CMA - One Year On
It was a ruling that was supposed to shake up the UK demolition industry. It didn't.
On 23 March 2023, one year ago tomorrow, 10 members of the National Federation of Demolition Contractors received fines with a combined value of almost £60 million following a four-year investigation into bid-rigging and price-fixing.
Those fines, and the director bans that accompanied them, should have rocked the sector to its very foundations. For a while, it was the only topic of conversation across the sector; among those here in the UK that were living and witnessing it first-hand; and further afield where other demolition nations looked on with growing disbelief.
But a full year on, and it seems that surprisingly little has actually changed.
One of the 10 companies named - Squibb Group - collapsed at the end of last year while still claiming that the £2.0 million CMA fine levied against it was “excessive”. But when the company went under, the fallout from COVID-19 and a negative shift in scrap sales were cited as the contributory factors. And £2.0 million was mere chump-change compared to the debts of more than £23 million that finally sank the firm.
However, Squibb Group proved to be the exception rather than the rule. Each of the other companies named - Brown and Mason, Cantillon, Clifford Devlin, DSM, Erith, John F Hunt, Keltbray, McGee, and Scudder - have continued to go about their business as if nothing happened. Most of them appear to be doing just fine; some are thriving, despite the CMA’s findings.
The wider industry - the clients and main contractors that employ demolition companies - either have very short memories or are willing to look the other way; to forgive and forget.
Equally forgiving have been the UK’s two demolition industry trade bodies, neither of whom imposed any kind of sanction on the companies and the individuals that so publicly brought their respective organisations into disrepute. No heads rolled; no swords were fallen upon. Apparently, the need to maintain membership numbers far outweighs any desire for legitimacy. Later today, there is a possibility that three of the guilty companies could leave the NFDC AGM with an award.

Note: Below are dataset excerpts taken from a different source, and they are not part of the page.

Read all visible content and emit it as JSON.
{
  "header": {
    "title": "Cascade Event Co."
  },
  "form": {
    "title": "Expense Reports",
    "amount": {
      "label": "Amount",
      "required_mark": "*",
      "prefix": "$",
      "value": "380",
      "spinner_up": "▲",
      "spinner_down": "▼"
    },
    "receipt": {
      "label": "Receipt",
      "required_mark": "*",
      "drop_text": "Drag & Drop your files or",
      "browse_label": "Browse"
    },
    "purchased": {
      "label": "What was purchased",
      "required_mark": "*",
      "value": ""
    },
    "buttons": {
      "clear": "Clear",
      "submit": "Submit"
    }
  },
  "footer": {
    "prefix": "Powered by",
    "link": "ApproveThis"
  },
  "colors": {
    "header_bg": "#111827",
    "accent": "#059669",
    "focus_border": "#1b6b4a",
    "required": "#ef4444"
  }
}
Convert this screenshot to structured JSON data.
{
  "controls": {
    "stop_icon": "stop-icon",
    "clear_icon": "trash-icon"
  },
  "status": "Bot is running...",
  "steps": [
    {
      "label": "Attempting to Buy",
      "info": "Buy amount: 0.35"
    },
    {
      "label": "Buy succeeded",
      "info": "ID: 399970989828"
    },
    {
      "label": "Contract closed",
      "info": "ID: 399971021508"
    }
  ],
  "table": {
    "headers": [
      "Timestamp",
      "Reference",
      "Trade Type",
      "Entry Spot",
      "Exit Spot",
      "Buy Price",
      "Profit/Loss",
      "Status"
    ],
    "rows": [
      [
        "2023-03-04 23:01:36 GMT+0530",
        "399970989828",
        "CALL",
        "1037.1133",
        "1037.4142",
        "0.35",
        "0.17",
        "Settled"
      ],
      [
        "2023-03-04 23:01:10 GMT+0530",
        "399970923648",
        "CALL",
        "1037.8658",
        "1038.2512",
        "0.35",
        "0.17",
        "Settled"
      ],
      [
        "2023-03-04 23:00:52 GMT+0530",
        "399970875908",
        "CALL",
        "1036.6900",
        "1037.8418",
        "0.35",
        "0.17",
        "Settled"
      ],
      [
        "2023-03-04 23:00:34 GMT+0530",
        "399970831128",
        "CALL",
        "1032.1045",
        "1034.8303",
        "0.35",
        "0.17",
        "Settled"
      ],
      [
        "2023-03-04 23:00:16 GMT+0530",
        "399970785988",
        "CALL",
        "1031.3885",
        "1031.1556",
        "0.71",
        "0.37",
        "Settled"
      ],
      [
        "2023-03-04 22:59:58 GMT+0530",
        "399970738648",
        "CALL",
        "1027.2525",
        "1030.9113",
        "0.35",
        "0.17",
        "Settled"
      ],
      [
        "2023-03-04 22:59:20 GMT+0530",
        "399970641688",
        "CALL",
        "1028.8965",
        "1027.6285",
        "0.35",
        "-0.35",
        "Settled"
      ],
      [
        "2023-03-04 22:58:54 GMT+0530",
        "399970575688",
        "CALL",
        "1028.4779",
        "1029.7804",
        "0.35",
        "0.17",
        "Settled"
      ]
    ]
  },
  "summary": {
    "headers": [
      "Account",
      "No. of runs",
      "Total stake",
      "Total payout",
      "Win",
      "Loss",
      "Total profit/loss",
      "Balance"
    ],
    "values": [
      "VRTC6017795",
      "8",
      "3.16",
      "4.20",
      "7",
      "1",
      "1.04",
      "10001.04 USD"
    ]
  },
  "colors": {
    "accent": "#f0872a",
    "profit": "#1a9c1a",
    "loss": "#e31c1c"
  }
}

In the days and weeks that followed the imposition of the fines, there was much speculation about the guilty parties being banned from tender lists; there were suggestions that the fines would be merely the tip of the iceberg for the firms named; and there was some quietly spoken hope that innocent or exonerated companies might enjoy their moment in the sun while the cloud of collusion hung over the CMA 10.

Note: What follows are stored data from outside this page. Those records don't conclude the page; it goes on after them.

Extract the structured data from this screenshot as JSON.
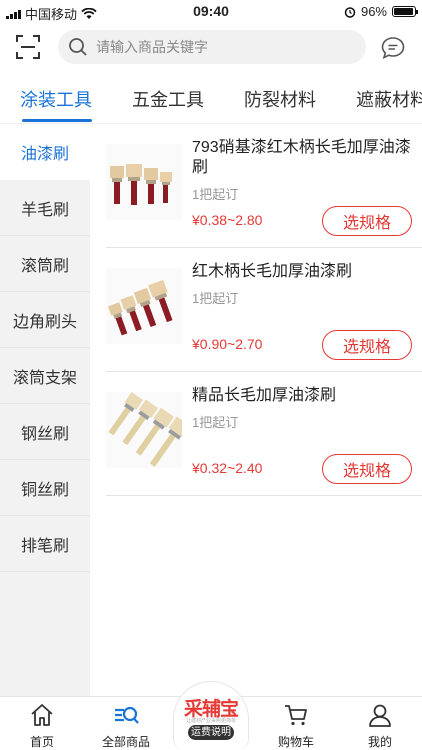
{
  "status_bar": {
    "carrier": "中国移动",
    "time": "09:40",
    "battery": "96%",
    "battery_level": 0.96
  },
  "search": {
    "placeholder": "请输入商品关键字"
  },
  "category_tabs": [
    {
      "label": "涂装工具",
      "active": true
    },
    {
      "label": "五金工具",
      "active": false
    },
    {
      "label": "防裂材料",
      "active": false
    },
    {
      "label": "遮蔽材料",
      "active": false
    }
  ],
  "sidebar": {
    "items": [
      {
        "label": "油漆刷",
        "active": true
      },
      {
        "label": "羊毛刷",
        "active": false
      },
      {
        "label": "滚筒刷",
        "active": false
      },
      {
        "label": "边角刷头",
        "active": false
      },
      {
        "label": "滚筒支架",
        "active": false
      },
      {
        "label": "钢丝刷",
        "active": false
      },
      {
        "label": "铜丝刷",
        "active": false
      },
      {
        "label": "排笔刷",
        "active": false
      }
    ]
  },
  "products": [
    {
      "name": "793硝基漆红木柄长毛加厚油漆刷",
      "moq": "1把起订",
      "price": "¥0.38~2.80",
      "button": "选规格"
    },
    {
      "name": "红木柄长毛加厚油漆刷",
      "moq": "1把起订",
      "price": "¥0.90~2.70",
      "button": "选规格"
    },
    {
      "name": "精品长毛加厚油漆刷",
      "moq": "1把起订",
      "price": "¥0.32~2.40",
      "button": "选规格"
    }
  ],
  "bottom_nav": {
    "home": "首页",
    "all_products": "全部商品",
    "brand": "采辅宝",
    "brand_slogan": "让建材产业采购更简单",
    "shipping": "运费说明",
    "cart": "购物车",
    "mine": "我的"
  },
  "colors": {
    "accent": "#1a73d9",
    "price": "#e53935"
  }
}
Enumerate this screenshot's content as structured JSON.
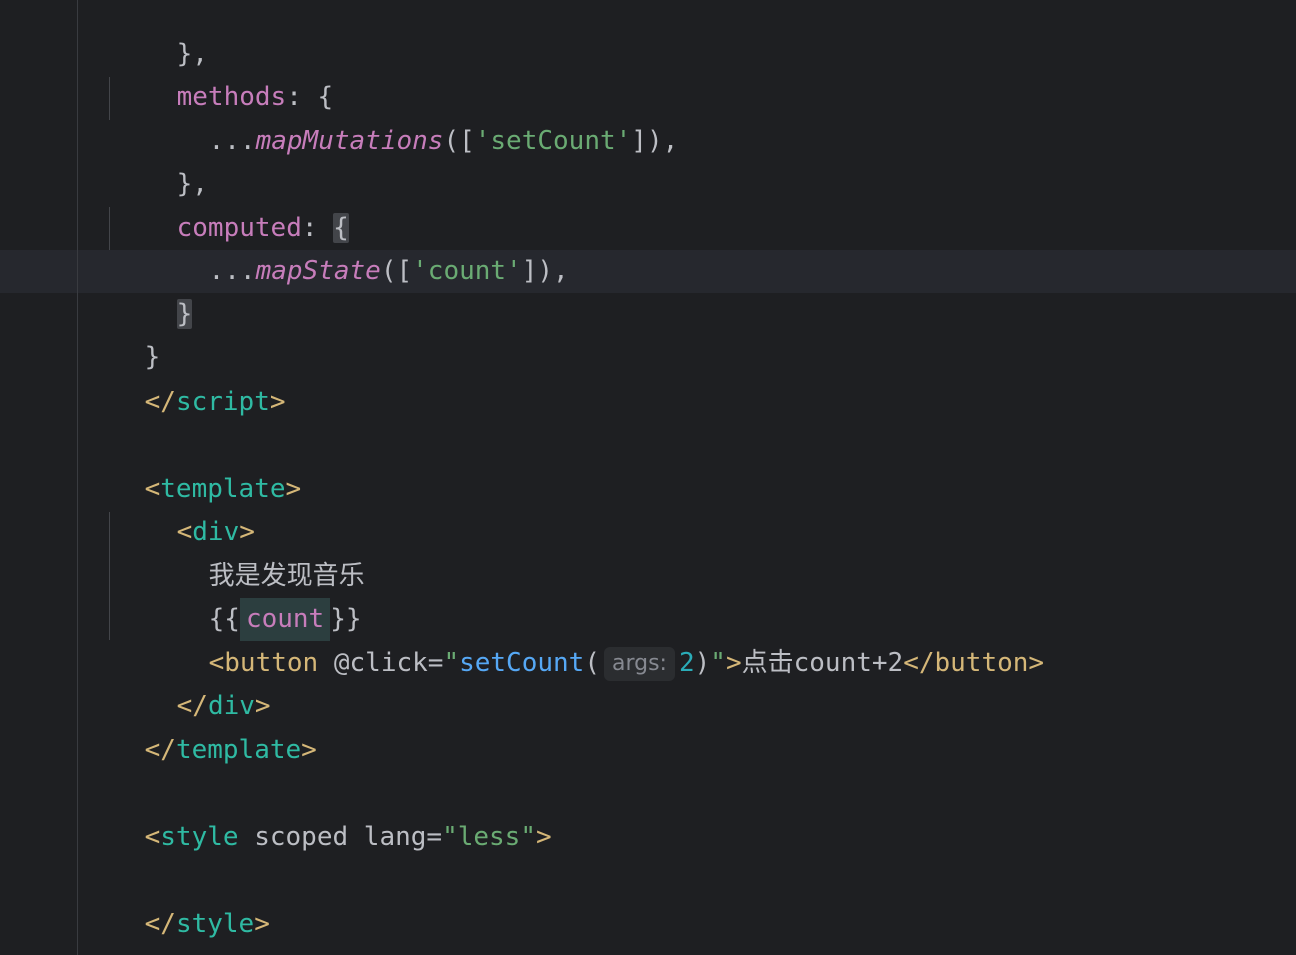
{
  "editor": {
    "lines": {
      "l1_close": "},",
      "l2_methods": "methods",
      "l2_rest": ": {",
      "l3_spread": "...",
      "l3_fn": "mapMutations",
      "l3_open": "([",
      "l3_str": "'setCount'",
      "l3_close": "]),",
      "l4_close": "},",
      "l5_computed": "computed",
      "l5_colon": ": ",
      "l5_brace": "{",
      "l6_spread": "...",
      "l6_fn": "mapState",
      "l6_open": "([",
      "l6_str": "'count'",
      "l6_close": "]),",
      "l7_brace": "}",
      "l8_brace": "}",
      "l9_lt": "</",
      "l9_tag": "script",
      "l9_gt": ">",
      "l11_lt": "<",
      "l11_tag": "template",
      "l11_gt": ">",
      "l12_lt": "<",
      "l12_tag": "div",
      "l12_gt": ">",
      "l13_text": "我是发现音乐",
      "l14_open": "{{",
      "l14_var": "count",
      "l14_close": "}}",
      "l15_lt": "<",
      "l15_tag": "button",
      "l15_attr": " @click",
      "l15_eq": "=",
      "l15_q1": "\"",
      "l15_call": "setCount",
      "l15_paren_open": "(",
      "l15_hint": "args:",
      "l15_num": "2",
      "l15_paren_close": ")",
      "l15_q2": "\"",
      "l15_gt": ">",
      "l15_text_cjk": "点击",
      "l15_text": "count+2",
      "l15_end_lt": "</",
      "l15_end_tag": "button",
      "l15_end_gt": ">",
      "l16_lt": "</",
      "l16_tag": "div",
      "l16_gt": ">",
      "l17_lt": "</",
      "l17_tag": "template",
      "l17_gt": ">",
      "l19_lt": "<",
      "l19_tag": "style",
      "l19_attr1": " scoped lang",
      "l19_eq": "=",
      "l19_val": "\"less\"",
      "l19_gt": ">",
      "l21_lt": "</",
      "l21_tag": "style",
      "l21_gt": ">"
    }
  }
}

None of that came to pass. The status quo was quickly restored even as the guilty 10 were licking the financial wounds inflicted by those hefty fines.
Hopefully, those fines proved sufficiently chastening to make other demolition companies think twice before engaging in similar anti-competitive practices.
However, given the short memory of the wider industry and the lack of further sanctions in the wake of the CMA investigation, the temptation will likely remain long after the bitter sting of those fines has been assuaged.